Overview
ADV-LLM (Adversarial Language Model) is an 8 billion parameter model, fine-tuned from LLaMA-3-8B-Instruct, developed by Chung-En Sun et al. from UCSD and Microsoft Research. Its core innovation lies in its iteratively self-tuned approach to generate adversarial suffixes. These suffixes are specifically designed to bypass the safety alignment mechanisms of both open-source and proprietary large language models.
Key Capabilities
- Jailbreak Generation: Generates effective adversarial prompts to circumvent safety filters.
- High Attack Success Rates (ASR): Achieves near-perfect ASRs (up to 100%) against models like Vicuna-7B, Guanaco-7B, Mistral-7B-Instruct, LLaMA-2-7B-chat, and LLaMA-3-8B-Instruct.

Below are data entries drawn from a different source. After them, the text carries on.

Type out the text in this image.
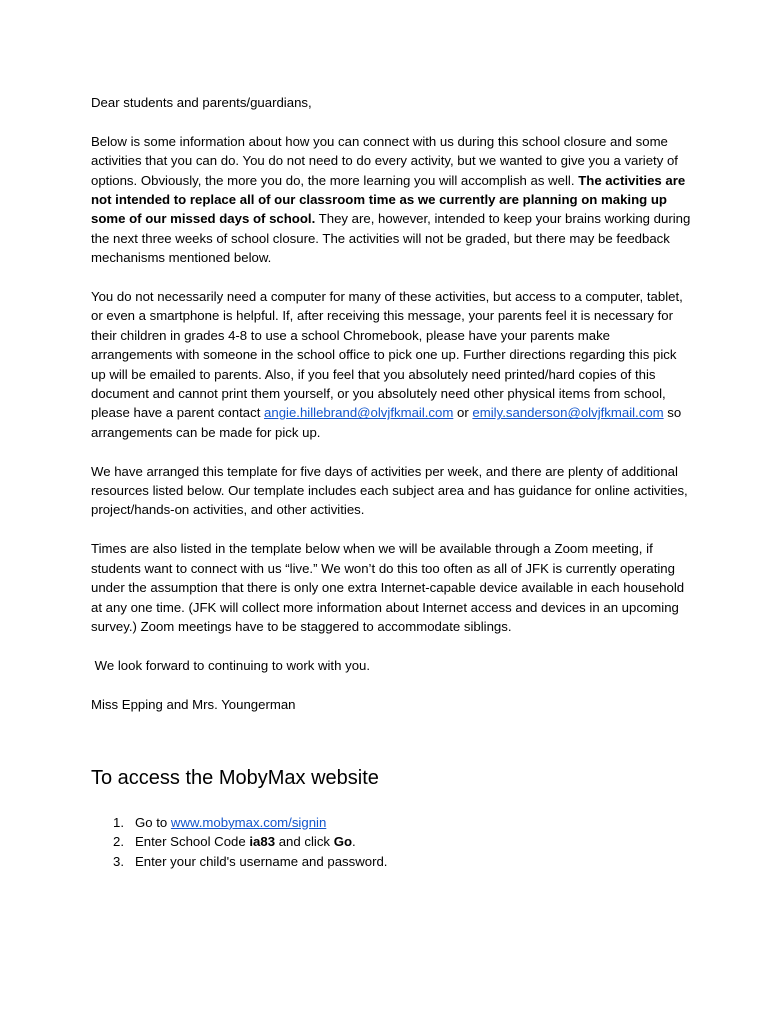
Dear students and parents/guardians,

Below is some information about how you can connect with us during this school closure and some activities that you can do. You do not need to do every activity, but we wanted to give you a variety of options. Obviously, the more you do, the more learning you will accomplish as well. The activities are not intended to replace all of our classroom time as we currently are planning on making up some of our missed days of school. They are, however, intended to keep your brains working during the next three weeks of school closure. The activities will not be graded, but there may be feedback mechanisms mentioned below.

You do not necessarily need a computer for many of these activities, but access to a computer, tablet, or even a smartphone is helpful. If, after receiving this message, your parents feel it is necessary for their children in grades 4-8 to use a school Chromebook, please have your parents make arrangements with someone in the school office to pick one up. Further directions regarding this pick up will be emailed to parents. Also, if you feel that you absolutely need printed/hard copies of this document and cannot print them yourself, or you absolutely need other physical items from school, please have a parent contact angie.hillebrand@olvjfkmail.com or emily.sanderson@olvjfkmail.com so arrangements can be made for pick up.

We have arranged this template for five days of activities per week, and there are plenty of additional resources listed below. Our template includes each subject area and has guidance for online activities, project/hands-on activities, and other activities.

Times are also listed in the template below when we will be available through a Zoom meeting, if students want to connect with us “live.” We won’t do this too often as all of JFK is currently operating under the assumption that there is only one extra Internet-capable device available in each household at any one time. (JFK will collect more information about Internet access and devices in an upcoming survey.) Zoom meetings have to be staggered to accommodate siblings.

We look forward to continuing to work with you.

Miss Epping and Mrs. Youngerman

To access the MobyMax website
1. Go to www.mobymax.com/signin
2. Enter School Code ia83 and click Go.
3. Enter your child's username and password.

- Robustness Against Safety Checks: Demonstrates high success rates even when evaluated against sophisticated safety classifiers such as Template-based refusal detection (TP), LlamaGuard (LG), and GPT-4's harmfulness judgments.
Good For
- LLM Safety Research: Ideal for researchers studying the vulnerabilities and robustness of language models.
- Adversarial Attack Development: Useful for developing and testing new methods for adversarial attacks on LLMs.
- Evaluating Safety Alignments: Can be used to probe and assess the effectiveness of existing safety alignment techniques in various LLMs.